Stochasticity: Not a mutant
As a result, researchers might overlook subtle samples. In addition, amassing enough of them to determine important nuances may prove too difficult to do, and quirks can get in the way, too. For example, a single weird-looking worm might not be a mutant at all.
“You can always find a ‘wildtype’ (basically normal worm) that looks nothing at all like a wildtype,” Lu said. “It’s just a crazy wildtype. Genotypically, it looks like everybody else, but phenotypically it’s so different."
Why? Because nature can be stochastic – sort of random -- and mess up an individual worm, even when there’s no mutated gene.
Phenospace: A world revealed
Looks can deceive the eye, but they’re less likely to fool a high-resolution camera connected to a computer and an algorithm that statistically examines faint variations in order to sort mutants from non-mutants.
Lu’s technique works via a transparent slide with tiny tubes that suck in one worm at a time under the computer's microscope. “Then we freeze the worm for a moment, so we can take its picture,” Lu said. “Then it unfreezes, and it’s totally okay.”
There’s a fork in the tube holding the worm. If the algorithm detects a mutant based on its synaptic puncta pattern in the image – even if this is not visible to the eye – the worm gets sucked down the first path for further study. If it isn’t a mutant, it gets sucked down the second path.
In the latest experiment, the algorithm analyzed phenotypic variations in the synaptic puncta of large worm populations. Parallel to that, the worms' genomes were analyzed to determine which phenotypical differences may be connected to mutated genes.
Then the researchers mapped out genotypes in relation to the differences in phenotypes they underpinned. What was so nuanced before that it was virtually invisible, turned out to be a large, filigree web.
Silent affliction: Poor little worm
Then there was a particularly lucky find that made for a good metaphor for the study and its potential to advance research. The scientists stumbled upon a very subtle allele – a variation of a gene caused by mutation.
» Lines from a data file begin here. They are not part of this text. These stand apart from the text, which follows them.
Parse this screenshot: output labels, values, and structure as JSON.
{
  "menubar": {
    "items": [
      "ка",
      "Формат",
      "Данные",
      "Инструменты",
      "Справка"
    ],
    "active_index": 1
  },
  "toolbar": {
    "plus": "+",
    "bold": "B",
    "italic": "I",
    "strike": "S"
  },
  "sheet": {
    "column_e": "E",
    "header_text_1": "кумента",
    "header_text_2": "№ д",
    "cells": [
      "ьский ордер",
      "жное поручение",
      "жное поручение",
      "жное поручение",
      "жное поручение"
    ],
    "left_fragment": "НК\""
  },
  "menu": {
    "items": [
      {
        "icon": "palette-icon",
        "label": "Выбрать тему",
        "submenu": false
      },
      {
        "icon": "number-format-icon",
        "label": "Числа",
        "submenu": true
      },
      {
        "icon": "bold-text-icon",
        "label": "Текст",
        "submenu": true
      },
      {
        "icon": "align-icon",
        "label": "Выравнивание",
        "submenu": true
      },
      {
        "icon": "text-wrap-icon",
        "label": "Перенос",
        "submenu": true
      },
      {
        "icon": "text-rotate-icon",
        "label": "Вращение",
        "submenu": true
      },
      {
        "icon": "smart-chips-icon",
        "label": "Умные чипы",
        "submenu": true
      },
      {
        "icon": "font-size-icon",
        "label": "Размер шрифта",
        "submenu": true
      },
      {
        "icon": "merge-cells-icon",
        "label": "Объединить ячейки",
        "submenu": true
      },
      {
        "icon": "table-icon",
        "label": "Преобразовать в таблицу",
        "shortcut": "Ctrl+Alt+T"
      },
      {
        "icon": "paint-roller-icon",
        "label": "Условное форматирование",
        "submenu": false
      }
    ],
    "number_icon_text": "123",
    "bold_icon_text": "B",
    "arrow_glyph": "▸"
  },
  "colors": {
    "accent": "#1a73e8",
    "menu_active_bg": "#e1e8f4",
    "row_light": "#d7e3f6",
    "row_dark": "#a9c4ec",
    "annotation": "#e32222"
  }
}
The worms that had the allele were real mutants, but no one would have guessed it, because to the eye, they were completely neat and normal. They even behaved normally at first glance, and the researchers thought the computer may have sorted them out as mutants by mistake -- until a hitch turned up.
“After they swam for about 40 minutes, they got really, really weak and couldn’t swim well anymore,” Lu said. The allele seemed to be associated with some kind of neurological disorder.
“Seen as a metaphor, this is an example of how you might identify something that is relevant to a disease but incredibly subtle,” she said, “and you would never have found it using eyes and a microscope.”
The research paper was coauthored by Matthew M. Crane, Yuehui Zhao, and Patrick McGrath of Georgia Tech, and Peri Kurshan and Kang Shen of Stanford University. The research was funded by grants from the National Institutes of Health (numbers R01GM088333 and K99AG046911) Any opinions, findings and conclusions or recommendations expressed in this material are those of the author(s) and do not necessarily reflect the views of the sponsoring agency.